Des couches supplémentaires ingénieuses de ce double aveuglement sont ajoutées par les dispositifs modernes que sont les téléphones portables et les ordinateurs. Lorsque les chemins des deux hommes sous couverture se croisent, comme ils le doivent, finiront-ils par se retrouver de part et d’autre du même appel téléphonique ? Lorsque les flics soupçonnent qu’ils ont un informateur parmi eux, que se passe-t-il s’ils chargent l’informateur de se trouver lui-même ? Les pièges et les trahisons de la vie sous couverture sont mis en scène dans l’un de mes moments préférés, lorsque l’un des personnages s’entend dire : « Je vous ai donné une mauvaise adresse. Mais vous êtes allé à la bonne. »
Bien que de nombreux dispositifs de l’intrigue soient similaires dans le film de Scorsese et dans l' »original » de Hong Kong, c’est le film de Scorsese sur toute la ligne en raison de sa compréhension du sujet central de tant de ses œuvres : la culpabilité. On peut raisonnablement supposer que les hommes de la classe ouvrière de Boston nommés Costigan, Sullivan, Costello, Dignam et Queenan ont été élevés en tant que catholiques irlando-américains, et que s’ils sont sortis des lois de l’église, ils ne se sont néanmoins pas libérés d’un sentiment de culpabilité.

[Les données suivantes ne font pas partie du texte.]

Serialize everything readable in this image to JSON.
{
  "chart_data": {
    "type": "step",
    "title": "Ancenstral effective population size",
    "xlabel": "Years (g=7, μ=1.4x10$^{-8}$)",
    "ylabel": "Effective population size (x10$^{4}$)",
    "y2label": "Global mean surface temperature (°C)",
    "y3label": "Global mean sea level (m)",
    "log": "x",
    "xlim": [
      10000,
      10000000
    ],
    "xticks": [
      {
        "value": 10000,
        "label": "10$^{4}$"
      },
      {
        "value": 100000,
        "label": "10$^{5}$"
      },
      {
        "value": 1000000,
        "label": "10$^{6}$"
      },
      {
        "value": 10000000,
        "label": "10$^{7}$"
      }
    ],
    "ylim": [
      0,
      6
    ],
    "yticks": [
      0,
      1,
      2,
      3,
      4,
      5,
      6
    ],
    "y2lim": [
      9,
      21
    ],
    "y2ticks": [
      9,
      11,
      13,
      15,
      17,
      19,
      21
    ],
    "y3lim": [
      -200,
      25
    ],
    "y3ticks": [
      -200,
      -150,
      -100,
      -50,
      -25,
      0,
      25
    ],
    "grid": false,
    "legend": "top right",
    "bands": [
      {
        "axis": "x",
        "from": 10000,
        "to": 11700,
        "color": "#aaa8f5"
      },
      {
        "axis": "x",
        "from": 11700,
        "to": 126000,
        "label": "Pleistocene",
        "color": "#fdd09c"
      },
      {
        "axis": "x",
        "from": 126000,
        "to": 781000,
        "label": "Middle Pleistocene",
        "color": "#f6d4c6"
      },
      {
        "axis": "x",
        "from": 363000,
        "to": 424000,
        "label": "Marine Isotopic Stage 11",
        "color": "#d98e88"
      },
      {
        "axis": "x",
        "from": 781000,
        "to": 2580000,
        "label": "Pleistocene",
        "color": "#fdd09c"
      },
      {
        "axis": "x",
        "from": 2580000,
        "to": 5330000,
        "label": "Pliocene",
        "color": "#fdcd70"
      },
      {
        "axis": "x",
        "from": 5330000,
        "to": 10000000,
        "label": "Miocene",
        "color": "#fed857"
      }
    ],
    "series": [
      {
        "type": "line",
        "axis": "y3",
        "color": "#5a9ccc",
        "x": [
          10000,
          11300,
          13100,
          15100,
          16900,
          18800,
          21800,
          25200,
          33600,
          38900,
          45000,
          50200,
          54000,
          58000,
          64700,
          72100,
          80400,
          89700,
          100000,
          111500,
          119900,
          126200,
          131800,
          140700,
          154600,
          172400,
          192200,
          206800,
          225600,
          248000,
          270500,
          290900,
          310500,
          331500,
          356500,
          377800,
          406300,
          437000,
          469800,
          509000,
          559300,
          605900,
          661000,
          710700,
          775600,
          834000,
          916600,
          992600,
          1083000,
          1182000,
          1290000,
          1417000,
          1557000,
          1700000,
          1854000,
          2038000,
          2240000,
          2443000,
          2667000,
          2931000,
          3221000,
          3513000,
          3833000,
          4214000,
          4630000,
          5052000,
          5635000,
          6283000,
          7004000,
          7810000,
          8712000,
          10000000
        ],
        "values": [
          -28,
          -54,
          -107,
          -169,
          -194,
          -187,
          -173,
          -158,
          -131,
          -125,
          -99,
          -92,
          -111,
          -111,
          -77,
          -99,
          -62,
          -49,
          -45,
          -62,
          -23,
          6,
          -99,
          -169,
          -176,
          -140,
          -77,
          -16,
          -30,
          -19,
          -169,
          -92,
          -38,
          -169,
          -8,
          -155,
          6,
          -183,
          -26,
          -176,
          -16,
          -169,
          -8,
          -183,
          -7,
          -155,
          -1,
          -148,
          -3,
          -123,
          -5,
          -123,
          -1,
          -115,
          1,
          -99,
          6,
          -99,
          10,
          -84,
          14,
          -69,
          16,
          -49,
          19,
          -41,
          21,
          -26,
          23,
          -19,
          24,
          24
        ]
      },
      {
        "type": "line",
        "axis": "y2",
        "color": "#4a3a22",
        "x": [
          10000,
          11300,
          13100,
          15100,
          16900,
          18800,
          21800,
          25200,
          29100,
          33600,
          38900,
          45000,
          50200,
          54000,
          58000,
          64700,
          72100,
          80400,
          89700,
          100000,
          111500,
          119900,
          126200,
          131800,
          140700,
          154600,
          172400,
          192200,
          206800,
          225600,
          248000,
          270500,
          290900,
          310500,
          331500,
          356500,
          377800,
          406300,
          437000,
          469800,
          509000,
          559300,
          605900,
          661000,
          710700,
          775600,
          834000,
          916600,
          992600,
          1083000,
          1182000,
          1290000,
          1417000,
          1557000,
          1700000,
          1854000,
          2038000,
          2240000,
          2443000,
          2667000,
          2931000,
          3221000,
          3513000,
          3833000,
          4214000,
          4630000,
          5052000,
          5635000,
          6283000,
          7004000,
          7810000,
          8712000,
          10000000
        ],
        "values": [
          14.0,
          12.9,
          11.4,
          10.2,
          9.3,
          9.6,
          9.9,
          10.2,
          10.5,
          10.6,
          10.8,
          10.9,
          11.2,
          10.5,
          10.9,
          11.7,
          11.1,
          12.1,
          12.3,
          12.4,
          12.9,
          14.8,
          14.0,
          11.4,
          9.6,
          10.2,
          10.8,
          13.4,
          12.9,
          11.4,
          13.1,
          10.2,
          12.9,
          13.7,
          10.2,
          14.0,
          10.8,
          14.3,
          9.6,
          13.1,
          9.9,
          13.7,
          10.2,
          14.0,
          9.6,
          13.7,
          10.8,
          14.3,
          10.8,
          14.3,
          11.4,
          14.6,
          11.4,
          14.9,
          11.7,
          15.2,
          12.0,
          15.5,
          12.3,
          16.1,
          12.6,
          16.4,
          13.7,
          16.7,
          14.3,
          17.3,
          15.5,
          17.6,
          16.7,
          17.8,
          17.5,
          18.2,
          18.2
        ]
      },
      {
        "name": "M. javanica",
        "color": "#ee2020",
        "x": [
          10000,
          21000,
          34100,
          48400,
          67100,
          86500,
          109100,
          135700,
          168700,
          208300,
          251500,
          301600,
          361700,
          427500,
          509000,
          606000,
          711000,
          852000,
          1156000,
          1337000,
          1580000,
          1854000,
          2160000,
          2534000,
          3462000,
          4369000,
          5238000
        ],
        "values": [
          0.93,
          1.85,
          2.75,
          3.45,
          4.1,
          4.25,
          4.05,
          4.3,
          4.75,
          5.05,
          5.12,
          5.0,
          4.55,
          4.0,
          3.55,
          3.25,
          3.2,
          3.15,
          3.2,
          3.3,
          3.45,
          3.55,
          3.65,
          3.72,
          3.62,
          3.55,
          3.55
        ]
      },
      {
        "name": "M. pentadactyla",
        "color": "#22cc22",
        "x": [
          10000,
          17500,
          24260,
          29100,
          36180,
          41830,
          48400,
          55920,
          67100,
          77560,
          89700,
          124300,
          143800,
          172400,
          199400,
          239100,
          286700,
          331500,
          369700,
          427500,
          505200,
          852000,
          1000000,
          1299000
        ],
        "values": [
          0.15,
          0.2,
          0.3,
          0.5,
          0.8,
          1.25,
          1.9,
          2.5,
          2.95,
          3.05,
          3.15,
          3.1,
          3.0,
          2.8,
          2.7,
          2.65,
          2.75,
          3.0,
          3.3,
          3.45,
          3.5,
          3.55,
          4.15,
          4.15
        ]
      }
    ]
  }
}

Le très marié Scorsese m’a dit un jour qu’il pensait qu’il irait en enfer pour avoir violé les règles de l’église sur le mariage et le divorce, et je l’ai cru. Maintenant, pensez à la culpabilité lorsque vous êtes simultanément (1) en train de commettre des crimes et (2) de tromper les hommes qui dépendent de vous. C’est ce que font Billy et Colin, même si seul un théologien pourrait nommer leur péché spécifique. Un théologien, ou Shakespeare, dont ils ne suivent pas le conseil de Polonius : « Sois vrai envers toi-même, et il doit s’ensuivre, comme la nuit le jour, que tu ne peux alors être faux envers aucun homme. »
Un autre théologien amateur, Hemingway, disait que c’est bien si on se sent bien après, et mal si on se sent mal après. Colin et Billy se sentent mal tout le temps, et donc leur vie implique une performance qui est un mensonge. Et c’est là la clé des performances de DiCaprio et Damon : il est dans la nature des films que nous croyions que la plupart des personnages agissent ou parlent pour eux-mêmes. Mais à chaque instant dans ce film, à l’exception de quelques scènes clés, ce n’est pas le cas. Les deux acteurs transmettent ce conflit intérieur angoissant de manière à ce que nous puissions le sentir et le ressentir, mais pas le voir ; ils n’agitent pas de drapeaux pour attirer l’attention sur leurs tromperies. En ce sens, les personnages les plus honnêtes et les plus sincères du film sont Queenan (Sheen), Costello (Nicholson), et le bras droit de Costello, French (Ray Winstone, ce superbe acteur britannique qui investit chaque ligne avec l’autorité de Dieu dictant à Moïse).